Europe medical device QA/RA blog

News and commentary on regulatory changes.

Italy registration deadline extended; recast of WEEE/RoHS; adverse event reporting possible changes

Medical devices sold in Italy were required to be registered in the Italian Ministry of Health database by December 31, 2008. However, the Italian MOH just announced that this deadline has been extended to April 30, 2009. Again, registration only applies to companies currently selling their products in Italy.

Commission proposes revisions to electrical and electronic equipment recycling and use of hazardous substances

The European Commission proposed a recast of the Directive on Waste Electrical and Electronic Equipment (WEEE) 2002/96/EC and the Directive on the Restriction of the Use of Hazardous Substances in Electrical and Electronic Equipment (RoHS) 2002/95/EC. According to the Press Release (IP/08/1878), the two main objectives of the revision are to improve implementation and enforcement of laws on electrical and electronic equipment and diminish unnecessary administrative burdens.

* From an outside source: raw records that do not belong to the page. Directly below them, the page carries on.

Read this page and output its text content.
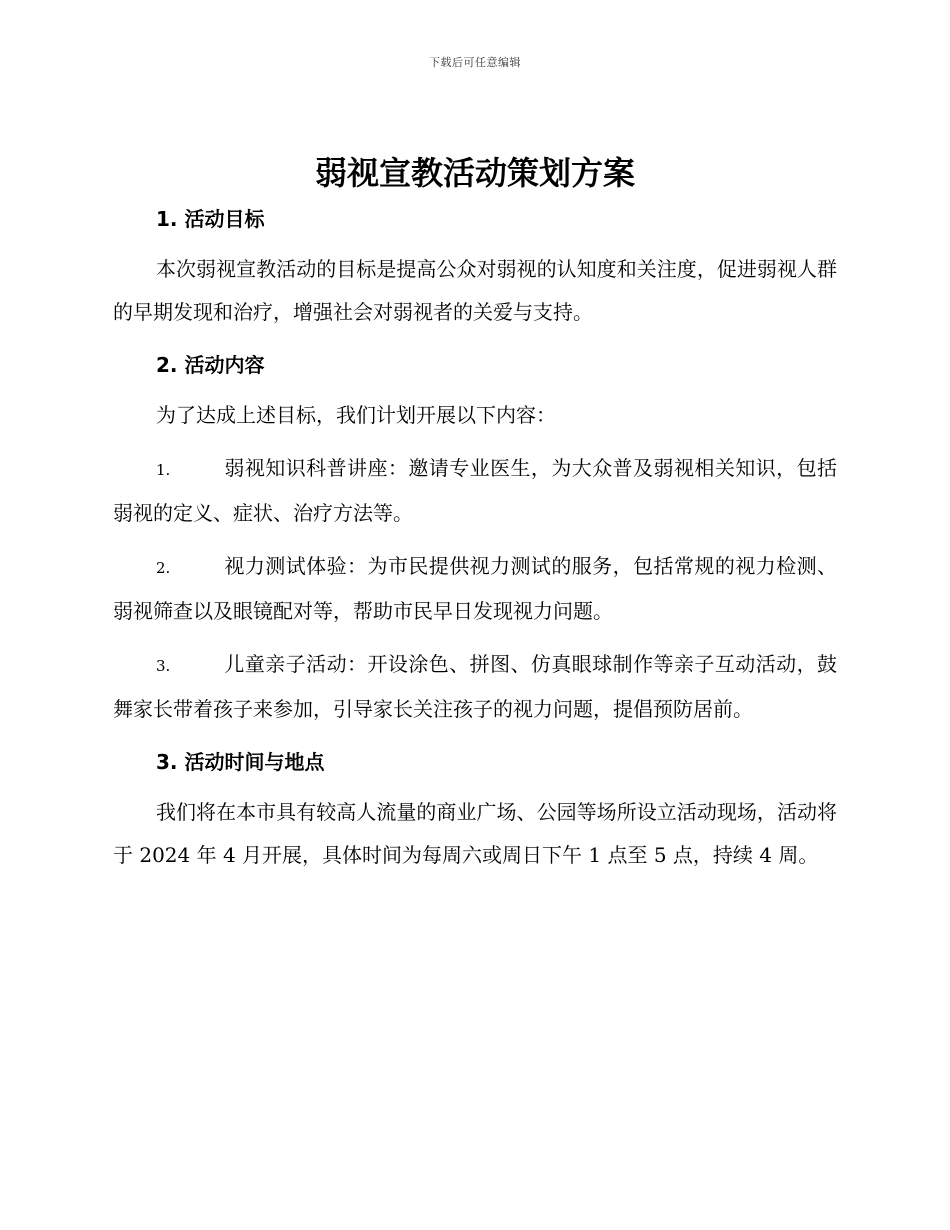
下载后可任意编辑
弱视宣教活动策划方案

1. 活动目标

本次弱视宣教活动的目标是提高公众对弱视的认知度和关注度，促进弱视人群的早期发现和治疗，增强社会对弱视者的关爱与支持。

2. 活动内容

为了达成上述目标，我们计划开展以下内容：

1.	弱视知识科普讲座：邀请专业医生，为大众普及弱视相关知识，包括弱视的定义、症状、治疗方法等。

2.	视力测试体验：为市民提供视力测试的服务，包括常规的视力检测、弱视筛查以及眼镜配对等，帮助市民早日发现视力问题。

3.	儿童亲子活动：开设涂色、拼图、仿真眼球制作等亲子互动活动，鼓舞家长带着孩子来参加，引导家长关注孩子的视力问题，提倡预防居前。

3. 活动时间与地点

我们将在本市具有较高人流量的商业广场、公园等场所设立活动现场，活动将于 2024 年 4 月开展，具体时间为每周六或周日下午 1 点至 5 点，持续 4 周。
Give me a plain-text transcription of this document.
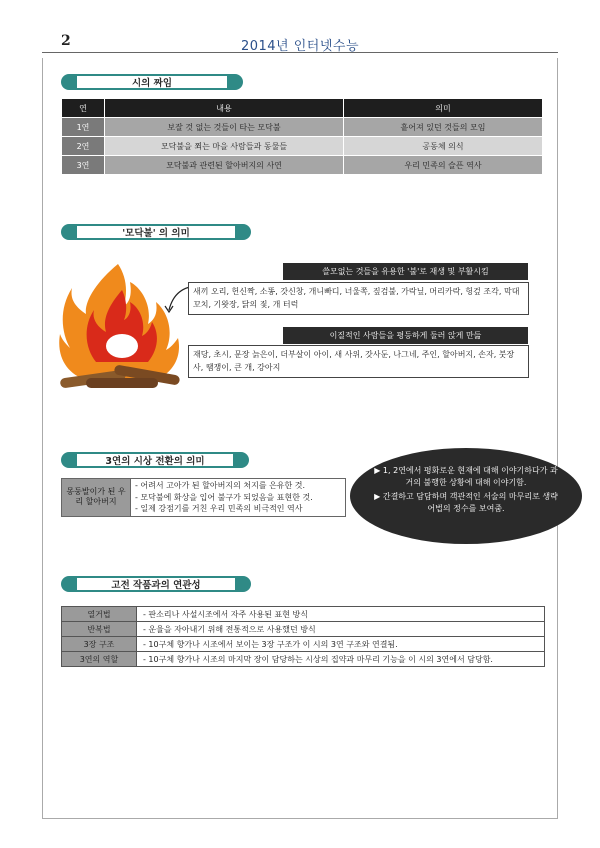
2	2014년 인터넷수능
시의 짜임
연	내용	의미
1연	보잘 것 없는 것들이 타는 모닥불	흩어져 있던 것들의 모임
2연	모닥불을 쬐는 마을 사람들과 동물들	공동체 의식
3연	모닥불과 관련된 할아버지의 사연	우리 민족의 슬픈 역사
'모닥불' 의 의미
쓸모없는 것들을 유용한 '불'로 재생 및 부활시킴
새끼 오리, 헌신짝, 소똥, 갓신창, 개니빠디, 너울쪽, 짚검불, 가락닢, 머리카락, 헝겊 조각, 막대 꼬치, 기왓장, 닭의 짗, 개 터럭
이질적인 사람들을 평등하게 둘러 앉게 만듦
재당, 초시, 문장 늙은이, 더부살이 아이, 새 사위, 갓사둔, 나그네, 주인, 할아버지, 손자, 붓장사, 땜쟁이, 큰 개, 강아지
3연의 시상 전환의 의미
몽둥발이가 된 우리 할아버지	
- 어려서 고아가 된 할아버지의 처지를 은유한 것.
- 모닥불에 화상을 입어 불구가 되었음을 표현한 것.
- 일제 강점기를 거친 우리 민족의 비극적인 역사
▶ 1, 2연에서 평화로운 현재에 대해 이야기하다가 과거의 불행한 상황에 대해 이야기함.
▶ 간결하고 담담하며 객관적인 서술의 마무리로 생략어법의 정수를 보여줌.
고전 작품과의 연관성
열거법	- 판소리나 사설시조에서 자주 사용된 표현 방식
반복법	- 운율을 자아내기 위해 전통적으로 사용했던 방식
3장 구조	- 10구체 향가나 시조에서 보이는 3장 구조가 이 시의 3연 구조와 연결됨.
3연의 역할	- 10구체 향가나 시조의 마지막 장이 담당하는 시상의 집약과 마무리 기능을 이 시의 3연에서 담당함.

In the past four years, only one third of electrical and electronic waste was compliant to the directives while legislation has been costly and difficult to implement and enforce. The new WEEE Directive would harmonize producers' registration and reporting obligations as well as develop interoperable national registers. The new RoHS Directive would include medical devices and monitoring and control instruments. The text of the proposed revisions are available online:

Extensive impact assessment documents are also available:

Commission promotes patient safety, including prevention and control of healthcare associated infections (HCAI).

In its press release (IP/08/1973), the European Commission announced its comprehensive approach to improve patient safety with a Communication (COM(2008)836) and a Council Recommendation (COM(2008)837) on patient safety, including prevention and control of HCAI.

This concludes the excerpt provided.